Salt Free Herb Blend
(this great if your trying to reduce your salt use)
5t onion powder, 2 1/2t garlic powder, 2 1/2t paprika, 1 1/4t thyme, 1/2t pepper, 2 1/2t dry mustard.

BBQ Spice Rub
1c brown sugar, 1/4c paprika, 1T pepper, 1T salt, 1T chili powder, 1T onion powder,1t cayenne. This is a great rub for ribs, chops, chicken, etc. Liberally rub meat and place in fridge for an hour to overnight.

Lemon Pepper
Slice lemons as thin as possible. Dry either in a 200' oven until crisp or in a dehydrator. Pulverize in a food processor. Run through a sieve or strainer to get out any large chunks of rind that didn't break up. Add pepper. I do this because I don't like the amount of salt that is in the store brands.

These are all herbs and spices that I keep in my pantry all the time. Buying in bulk reduces the cost of these mixes even more. The best part is that you have control over the amount of salt, heat, and can adjust any part of it that you want. If it's something that you use a lot of, you also get the benefit of saving money and if you have the ingredients anyway, you can never look in the cabinet and be frustrated because your out of it. The ones that I use a lot of I double or triple the recipe.

Thursday, January 8, 2015

It's not vegatables, it's soup!

The only good thing that I can think of about winter weather is soup. Chili, stew and anything with dumplings, of course. Tuesday night I made a big pot of vegetable soup. Every odd and end out of the fridge goes in, plus some of the stuff that I canned during the summer. I love making it this way because it never turns out the same, but I've never been disappointed.
Salt, pepper and a little thyme are the only things that I always add. This makes a wonderful hot meal, for the first night... On the second day I puree all that is left. (minus a Tupperware bowl just for me) I take out about a quart and add garlic powder, basil, more thyme and oregano. Tada, spaghetti sauce.
And on the third day,
I canned all the rest. I ended up with 6 quarts. If you use this idea follow whatever canning guide you like. I use the Ball Canning Guide. Whenever I make something that I don't have a specific recipe for I can it by the specifications of whatever is in it that has to can the longest. In this case I had corn so I went with 1hr@10lbs. for quarts.
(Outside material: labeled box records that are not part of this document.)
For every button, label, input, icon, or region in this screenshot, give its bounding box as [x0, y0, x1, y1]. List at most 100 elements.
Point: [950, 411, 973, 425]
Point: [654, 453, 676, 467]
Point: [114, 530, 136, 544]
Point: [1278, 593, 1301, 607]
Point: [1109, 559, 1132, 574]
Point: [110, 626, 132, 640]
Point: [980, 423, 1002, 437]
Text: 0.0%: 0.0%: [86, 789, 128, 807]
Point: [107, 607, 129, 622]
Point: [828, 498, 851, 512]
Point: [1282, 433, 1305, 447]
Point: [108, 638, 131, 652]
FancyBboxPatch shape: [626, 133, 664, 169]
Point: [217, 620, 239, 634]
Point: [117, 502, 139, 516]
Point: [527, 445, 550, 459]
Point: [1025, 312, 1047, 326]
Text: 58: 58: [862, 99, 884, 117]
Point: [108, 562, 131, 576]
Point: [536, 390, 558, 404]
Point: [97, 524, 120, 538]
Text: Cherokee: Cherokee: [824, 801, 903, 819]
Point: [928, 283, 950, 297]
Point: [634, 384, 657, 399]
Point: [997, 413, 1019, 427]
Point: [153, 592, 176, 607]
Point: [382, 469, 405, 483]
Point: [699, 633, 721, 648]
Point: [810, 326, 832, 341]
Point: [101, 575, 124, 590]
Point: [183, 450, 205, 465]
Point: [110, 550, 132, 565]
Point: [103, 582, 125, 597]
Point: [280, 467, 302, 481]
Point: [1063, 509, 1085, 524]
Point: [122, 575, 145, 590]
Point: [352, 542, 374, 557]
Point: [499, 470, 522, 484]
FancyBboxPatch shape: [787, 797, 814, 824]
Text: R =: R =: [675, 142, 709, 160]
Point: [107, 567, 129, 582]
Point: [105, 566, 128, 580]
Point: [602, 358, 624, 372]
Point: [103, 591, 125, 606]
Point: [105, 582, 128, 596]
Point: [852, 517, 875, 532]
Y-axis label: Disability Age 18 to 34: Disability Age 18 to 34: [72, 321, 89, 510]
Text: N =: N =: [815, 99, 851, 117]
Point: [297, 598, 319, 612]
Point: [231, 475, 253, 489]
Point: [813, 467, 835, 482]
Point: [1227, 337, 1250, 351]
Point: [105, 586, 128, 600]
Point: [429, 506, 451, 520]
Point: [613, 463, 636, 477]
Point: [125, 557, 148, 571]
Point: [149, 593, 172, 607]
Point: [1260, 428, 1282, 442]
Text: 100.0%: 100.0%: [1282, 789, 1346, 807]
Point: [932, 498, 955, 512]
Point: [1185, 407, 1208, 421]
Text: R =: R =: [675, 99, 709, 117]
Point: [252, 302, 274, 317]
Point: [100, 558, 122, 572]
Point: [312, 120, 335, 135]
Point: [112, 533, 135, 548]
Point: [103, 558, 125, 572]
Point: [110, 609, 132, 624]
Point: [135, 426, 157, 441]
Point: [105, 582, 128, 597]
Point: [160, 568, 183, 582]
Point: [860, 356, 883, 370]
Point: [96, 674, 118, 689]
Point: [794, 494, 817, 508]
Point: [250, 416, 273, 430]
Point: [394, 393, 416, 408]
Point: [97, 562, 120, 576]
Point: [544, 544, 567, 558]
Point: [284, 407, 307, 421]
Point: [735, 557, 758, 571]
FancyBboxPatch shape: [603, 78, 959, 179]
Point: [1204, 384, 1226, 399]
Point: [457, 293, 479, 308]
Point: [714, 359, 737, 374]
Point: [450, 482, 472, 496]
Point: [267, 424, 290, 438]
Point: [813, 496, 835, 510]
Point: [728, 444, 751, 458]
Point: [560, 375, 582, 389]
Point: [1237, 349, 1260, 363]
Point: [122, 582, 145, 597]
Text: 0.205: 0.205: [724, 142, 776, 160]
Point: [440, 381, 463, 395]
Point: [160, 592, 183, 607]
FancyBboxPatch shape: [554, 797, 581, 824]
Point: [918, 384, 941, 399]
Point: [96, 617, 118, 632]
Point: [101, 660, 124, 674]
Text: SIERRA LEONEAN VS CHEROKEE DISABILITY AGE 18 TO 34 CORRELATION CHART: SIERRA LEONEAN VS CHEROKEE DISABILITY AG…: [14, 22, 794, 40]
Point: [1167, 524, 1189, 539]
I label this as basic red sauce. This way I know what it is, but the kids don't know. I have a few that are veggie picky. Once I puree it they will eat almost anything! When I use it I either add spaghetti herbs, taco or chili seasoning, or it is great eaten as is, like a gazpacho. It also freezes really well.
In case of emergency, add vodka! lol

Tuesday, January 6, 2015

I Think I Need A Pintervention!

Due to technical difficulties (user error) I seem to have goofed some of my pictures right off of Google+. Don't know what I did or how I did it! Guess  I need to find a pin about how to use the computer..for dummies. Anyway 10 in 10 days may have been alittle  too ambitious during this hectic time of year. I concede for now but will try again. I do want to update my post on the veggies that regrow.
My celery didn't fair so well. I think it had been in the fridge for alittle too long. It sorta tried but hasn't made much progress. The scallions on the other hand are going great, as you can see ( I hope). I killed some thyme, no really, my thyme plant got forgotten over the holidays and died, so it's sacrifice became a new home for the scallions.
The weather has really turned off cold here so I think I will make vegetable soup tonight and try out more regrows.